Probenhaus vor den Toren Luzerns

 

Zwischen Luzern und Kriens erheben sich zwei gut sichtbare Bauten: Zum einen die Hochschule Luzern – Musik, ebenfalls ein Bau von Enzmann Fischer. Zum anderen das neue Probenhaus des Luzerner Sinfonieorchesters. Beide Einrichtungen sollen der Entwicklung des Areals am Rande von Luzern weitere Impulse verleihen. Und sie sollen zusammen mit dem bestehenden Kulturzentrum Südpol einen Dreiklang bilden. Die drei Kultur- und Bildungsinstitutionen sollen sich nicht nur gegenseitig befruchten. Sie sollen auch in das neue Quartier wirken und es mit Leben erfüllen.

Das neue Probenhaus für das Luzerner Sinfonieorchester ist von zwei Seiten zugänglich. Entweder betritt man das Gebäude vom Vorplatz oder von einer gegenüber liegenden Einstellhalle. Durch ein großzügiges Treppenhaus gelangen die Besucher und Besucherinnen zu den unterschiedlich großen Proberäumen. Während sich im ersten Obergeschoss die Einzelproberäume, Büros und Lager befinden, nimmt das zweite Obergeschoss die Registerproberäume auf. Beide Ebenen bieten den Musikerinnen und Musikern auch einen Aufenthaltsraum, der Ausblick auf den Vorplatz erlaubt. Im dritten und obersten Geschoss des Neubaus schlägt sein eigentliches Herz. Hier liegt der Orchestersaal mit einer Raumhöhe von 9,5 Metern.

 

Spiegelnde Fassade des Probehaus des Luzerner Sinfonieorchesters im urbanen Kontext
Probenhaus Luzerner Sinfonieorchester, Außenansicht Nord, Foto: Annett Landsmann

Gestapelte Räume für mehr Ruhe

 

Die Stapelung der Räume im Neubau des Probenhauses erwies sich im Laufe der Planung als effiziente Lösung. Aus statischen Gründen war es sinnvoll, die größeren Räume über den kleineren anzuordnen. Darüber hinaus ist es aus akustischer Sicht von Vorteil, wenn die lauteste Nutzung ganz oben liegt. Und aus architektonischer Perspektive gibt diese Anordnung dem Haus eine räumliche Dramaturgie, die der Bedeutung der beschriebenen Räume entspricht.

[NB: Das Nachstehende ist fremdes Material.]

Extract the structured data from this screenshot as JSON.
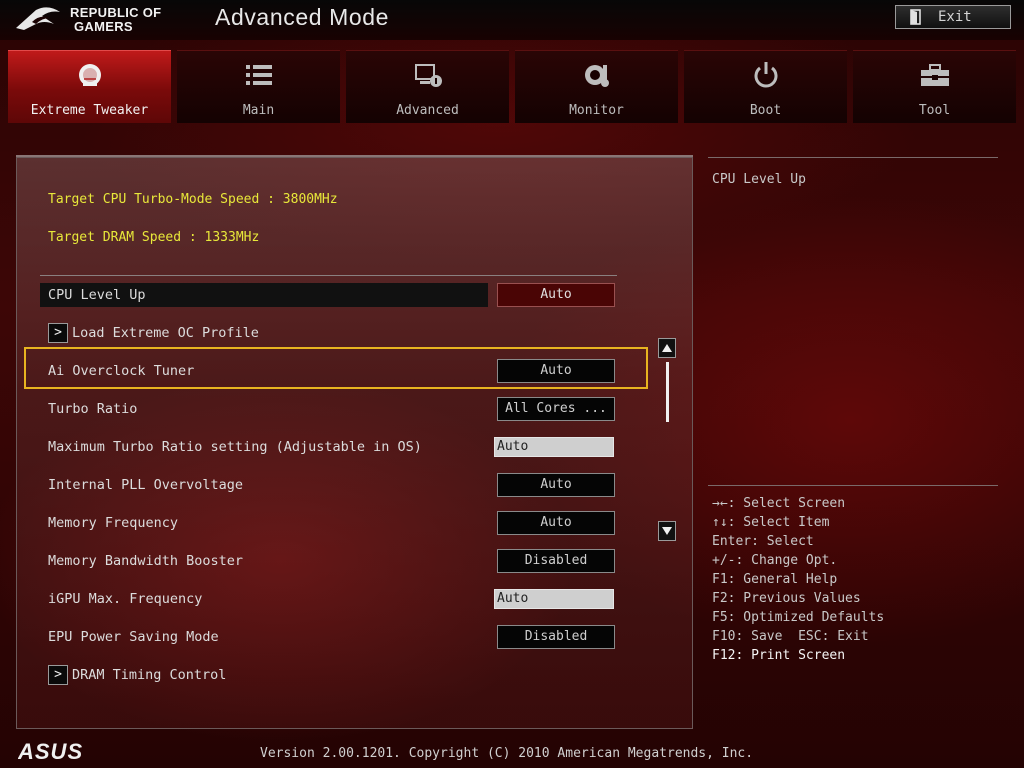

Auch von außen ist die innere Struktur des Probenhauses sichtbar. Eine Aluminiumfassade umhüllt das Gebäude wie ein zurückhaltendes, elegantes Kleid. Deren Gliederung verändert sich mit zunehmender Höhe. Analog zur Größe der Räume im Inneren nehmen auch die Paneele der Aluminiumfassade nach oben an Größe zu.

Die Tragkonstruktion des neuen Probenhauses besteht bis zum zweiten Obergeschoss aus Stützen, Wänden und Geschossdecken aus Ortbeton. Das darüberliegende Tragwerk und die Dachkonstruktion des großen Probensaals sind hingegen aus Stahl. Zwischen den tragenden Strukturen und beim Bau der Innenwände kam Kalksandstein zum Einsatz. Durch diese einfache Bauweise war eine kostensparende Realisierung des Probenhauses möglich. Die günstige Metallfassade trägt ebenfalls dazu bei.

Schallschutz spielt im Probenhaus für das Luzerner Sinfonieorchester eine zentrale Rolle. Es wird durch das Prinzip der Mehrschaligkeit gewährleistet. Sowohl nach außen als auch innerhalb des Hauses sorgen massive Mauern aus Kalksandstein oder Ortbeton, zusammen mit raumseitig vorgesetzten Leichtbauschalen, für gute Isolierung. Der hausinterne Schallschutz entsteht durch eine Mischung aus Massivbau und vorgesetzten, schalltechnisch getrennten Leichtbauwänden.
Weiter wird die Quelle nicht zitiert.